Marvel’s Agents of S.H.I.E.L.D. 5×16 – Chi fa da sé … sbaglia

Come avevo già anticipato nelle precedenti recensioni, entrare nel vivo di questa seconda storyline della stagione e soprattutto ritrovare una nuova Hydra, corredata però di riferimenti e richiami al celebre passato, aveva riportato in vita alcuni “fantasmi” della seconda stagione, ritrovando soprattutto quella sensazione di smarrimento e di cambiamento che si respirava in quella che considero a tutti gli effetti la fase di maggiore transizione e trasformazione per la storia e per i suoi protagonisti. Ciò che speravo non accadesse, però, era assistere nuovamente alla frammentazione della squadra, con dinamiche anche incredibilmente simili ma questa volta ben più preoccupanti poiché causate da una profonda frattura originatasi nel momento peggiore della loro storia, un momento che li vede tutti, nessuno escluso, sull’orlo del precipizio.

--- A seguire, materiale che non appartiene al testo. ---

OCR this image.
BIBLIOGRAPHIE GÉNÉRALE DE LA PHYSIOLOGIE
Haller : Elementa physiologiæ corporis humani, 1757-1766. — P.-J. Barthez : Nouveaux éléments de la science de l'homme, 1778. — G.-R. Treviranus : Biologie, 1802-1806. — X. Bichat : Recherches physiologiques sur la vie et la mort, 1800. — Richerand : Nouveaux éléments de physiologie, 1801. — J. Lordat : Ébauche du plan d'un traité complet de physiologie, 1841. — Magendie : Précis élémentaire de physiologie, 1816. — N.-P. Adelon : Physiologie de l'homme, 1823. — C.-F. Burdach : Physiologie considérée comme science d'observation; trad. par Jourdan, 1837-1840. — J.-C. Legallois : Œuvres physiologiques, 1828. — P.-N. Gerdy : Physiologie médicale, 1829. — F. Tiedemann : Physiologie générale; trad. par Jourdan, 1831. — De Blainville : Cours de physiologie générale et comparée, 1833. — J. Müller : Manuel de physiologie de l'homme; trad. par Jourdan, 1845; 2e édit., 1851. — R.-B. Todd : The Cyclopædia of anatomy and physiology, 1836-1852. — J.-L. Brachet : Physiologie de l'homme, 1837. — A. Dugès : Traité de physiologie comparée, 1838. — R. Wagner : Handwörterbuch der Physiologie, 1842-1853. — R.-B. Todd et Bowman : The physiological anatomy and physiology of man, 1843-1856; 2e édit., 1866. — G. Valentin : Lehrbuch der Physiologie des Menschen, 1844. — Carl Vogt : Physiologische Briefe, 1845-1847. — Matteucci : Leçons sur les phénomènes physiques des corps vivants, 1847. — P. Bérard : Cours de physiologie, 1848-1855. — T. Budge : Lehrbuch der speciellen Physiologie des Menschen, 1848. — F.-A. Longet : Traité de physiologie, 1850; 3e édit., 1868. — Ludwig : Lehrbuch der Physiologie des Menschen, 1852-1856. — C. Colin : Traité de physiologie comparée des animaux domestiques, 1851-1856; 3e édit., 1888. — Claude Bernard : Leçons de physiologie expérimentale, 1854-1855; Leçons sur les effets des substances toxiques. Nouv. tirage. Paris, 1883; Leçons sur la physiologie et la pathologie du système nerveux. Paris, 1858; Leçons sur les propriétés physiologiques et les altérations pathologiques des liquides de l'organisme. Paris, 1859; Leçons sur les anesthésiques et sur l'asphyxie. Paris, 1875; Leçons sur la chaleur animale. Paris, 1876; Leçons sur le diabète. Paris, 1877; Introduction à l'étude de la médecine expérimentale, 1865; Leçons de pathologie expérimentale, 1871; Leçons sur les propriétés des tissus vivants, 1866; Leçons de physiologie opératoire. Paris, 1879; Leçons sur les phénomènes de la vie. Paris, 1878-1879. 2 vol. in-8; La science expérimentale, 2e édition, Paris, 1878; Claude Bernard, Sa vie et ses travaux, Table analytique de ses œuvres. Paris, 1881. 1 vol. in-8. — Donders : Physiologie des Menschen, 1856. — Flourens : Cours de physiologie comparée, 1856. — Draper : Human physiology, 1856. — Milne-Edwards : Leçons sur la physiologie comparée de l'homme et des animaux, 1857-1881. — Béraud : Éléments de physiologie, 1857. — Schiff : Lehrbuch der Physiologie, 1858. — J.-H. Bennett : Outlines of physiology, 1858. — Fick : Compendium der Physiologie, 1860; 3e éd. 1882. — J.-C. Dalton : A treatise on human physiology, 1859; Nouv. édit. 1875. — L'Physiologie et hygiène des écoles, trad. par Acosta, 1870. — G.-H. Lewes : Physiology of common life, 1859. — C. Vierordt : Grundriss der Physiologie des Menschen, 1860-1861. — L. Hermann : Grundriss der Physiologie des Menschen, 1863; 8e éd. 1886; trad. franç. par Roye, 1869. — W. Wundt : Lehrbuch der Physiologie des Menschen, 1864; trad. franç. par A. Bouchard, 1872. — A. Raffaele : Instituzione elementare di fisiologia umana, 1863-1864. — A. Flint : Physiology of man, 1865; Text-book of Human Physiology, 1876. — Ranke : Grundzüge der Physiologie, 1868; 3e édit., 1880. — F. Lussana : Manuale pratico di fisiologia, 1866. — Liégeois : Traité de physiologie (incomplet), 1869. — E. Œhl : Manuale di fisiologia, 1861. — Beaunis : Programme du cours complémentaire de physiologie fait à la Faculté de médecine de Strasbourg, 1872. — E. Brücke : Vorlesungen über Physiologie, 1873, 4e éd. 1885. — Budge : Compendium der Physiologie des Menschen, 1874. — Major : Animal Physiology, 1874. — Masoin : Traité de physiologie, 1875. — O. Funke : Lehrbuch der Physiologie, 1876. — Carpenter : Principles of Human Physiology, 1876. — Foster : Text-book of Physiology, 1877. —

La situazione non potrebbe apparirmi più disastrosa: metà squadra infatti sembra aver perso totalmente lucidità [o la ragione] e il bisogno di trovare una soluzione per sfuggire alla condanna del loop temporale li spinge paradossalmente ad appoggiarsi proprio sull’inevitabilità di questo futuro di realizzarsi per credersi invincibili; l’altra metà della squadra invece appare letteralmente persa senza un leader da seguire e di cui fidarsi, perdendo di vista la missione principale e ritrovandosi dunque inesorabilmente bloccati in una situazione di stallo. E se i metodi utilizzati dai primi per cambiare le regole del gioco si rivelano umanamente inaccettabili e ben lontani da ciò che lo S.H.I.E.L.D. deve significare, l’atteggiamento dimostrato dai secondi risulta purtroppo fine a se stesso raggiungendo ben pochi risultati davvero utili. Nuove e importanti risposte però arrivano da colui che è tornato ad essere il perno principale intorno a cui ruota l’intera storia e soprattutto la sua squadra, colui che è destinato a “riportare insieme tutti i pezzi”.

 

Gli Invincibili Tre – Il nuovo modo di rapportarsi alla realtà di Fitz, Jemma e Elena si caratterizza, secondo me, come una paradossale contraddizione in termini. Mi sembra infatti che tutti e tre siano in un certo senso intrappolati in un nuovo loop che hanno creato proprio sulle rispettive paure e sul bisogno di spezzare il precedente, una condizione che più li vede irrazionalmente determinati a cambiare il futuro di cui sono a conoscenza più li avvicina tutti quanti inesorabilmente a realizzarlo, un risultato contraddittorio proprio per la convinzione, di Elena e Jemma soprattutto, di essere relativamente al sicuro da ogni pericolo essendo destinate entrambe a “ricongiungersi” almeno in parte con ciò che hanno visto e vissuto nello spazio.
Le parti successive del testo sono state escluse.